UNM’s engineering is very good though as @thumper1 mentioned, but an “under the radar” kind of place.
UNM Scholarships–
If you D would consider Rose Hulman and want a smaller school experience, she might want to look at both Colorado School of Mines (located in Golden, CO, which is close to Denver but definitely suburban not urban and close to lots of wild spaces and the Coors Brewery) and New Mexico Tech (located in Socorro, NM–small town, well away from urban areas. Shares its campus with the NRAO.)
Mines isn’t especially generous with scholarship money, but NMT has a competitive scholarship that offer both tuition reduction (to instate rates) plus merit on top that. Amount of merit offer depends on GPA.
NMT tuition, fees and housing/meals is under $17K/year instate.
Tech is very well known to engineering grad programs and has an excellent grad placement rate.

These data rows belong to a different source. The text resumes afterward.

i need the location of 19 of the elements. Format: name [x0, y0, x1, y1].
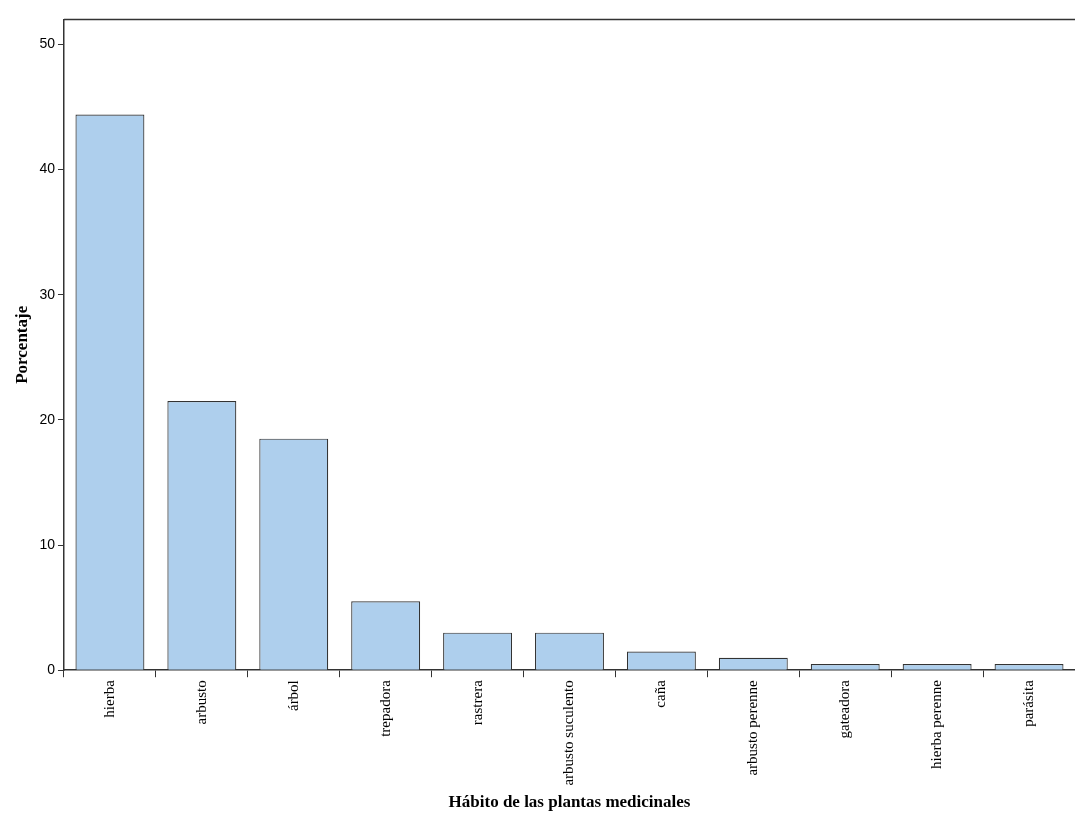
x-tick-label: arbusto perenne [744, 679, 761, 776]
y-tick-label: 50 [39, 35, 56, 52]
x-tick-label: trepadora [376, 679, 393, 737]
x-tick-label: hierba [100, 679, 117, 718]
x-axis-title: Hábito de las plantas medicinales [448, 792, 691, 812]
x-tick-label: rastrera [468, 679, 485, 726]
y-tick-label: 0 [47, 661, 56, 678]
x-tick-label: hierba perenne [928, 679, 945, 769]
x-tick-label: caña [652, 679, 669, 708]
y-tick-label: 20 [39, 410, 56, 427]
y-tick-label: 40 [39, 160, 56, 177]
x-tick-label: gateadora [836, 679, 853, 739]
y-axis-title: Porcentaje [11, 305, 31, 384]
x-tick-label: árbol [284, 680, 301, 712]
y-tick-label: 10 [39, 535, 56, 552]
x-tick-label: arbusto suculento [560, 680, 577, 786]
x-tick-label: parásita [1019, 679, 1036, 727]
y-tick-label: 30 [39, 285, 56, 302]
x-tick-label: arbusto [192, 680, 209, 725]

Thanks and yes I realize that. I had a top kid searching for merit aid last year. We stated upfront what we could afford and what we couldn’t. We allowed her to apply to top schools as long as she applied for outside merit scholarships. It is a lot of work but top kids who write well can bring in quite a bit of money through private scholarships. It is not enough to cover MIT for four years but every bit helps.
The difficult conversation is going to be deciding between a full tuition scholarship at one school vs full pay at MIT (the dream school). As a parent, you realize that the chance of acceptance at MIT is slim but if she is accepted and it is her dream and you don’t have the money, then what?
I think there can be some value in letting the dream play out. My S21’s dream school was U Chicago. It was his #1 love and he applied EA. As he went through the process, he realized other schools might be better fits for him, and when those schools start to show some love through scholarship offers and “Please choose me” emails, the emotions start to shift. As long as the student has realistic expectations about what the outcome will be if the price tag comes back at $80k/year, I think applying to those dream schools can be a healthy part of the process.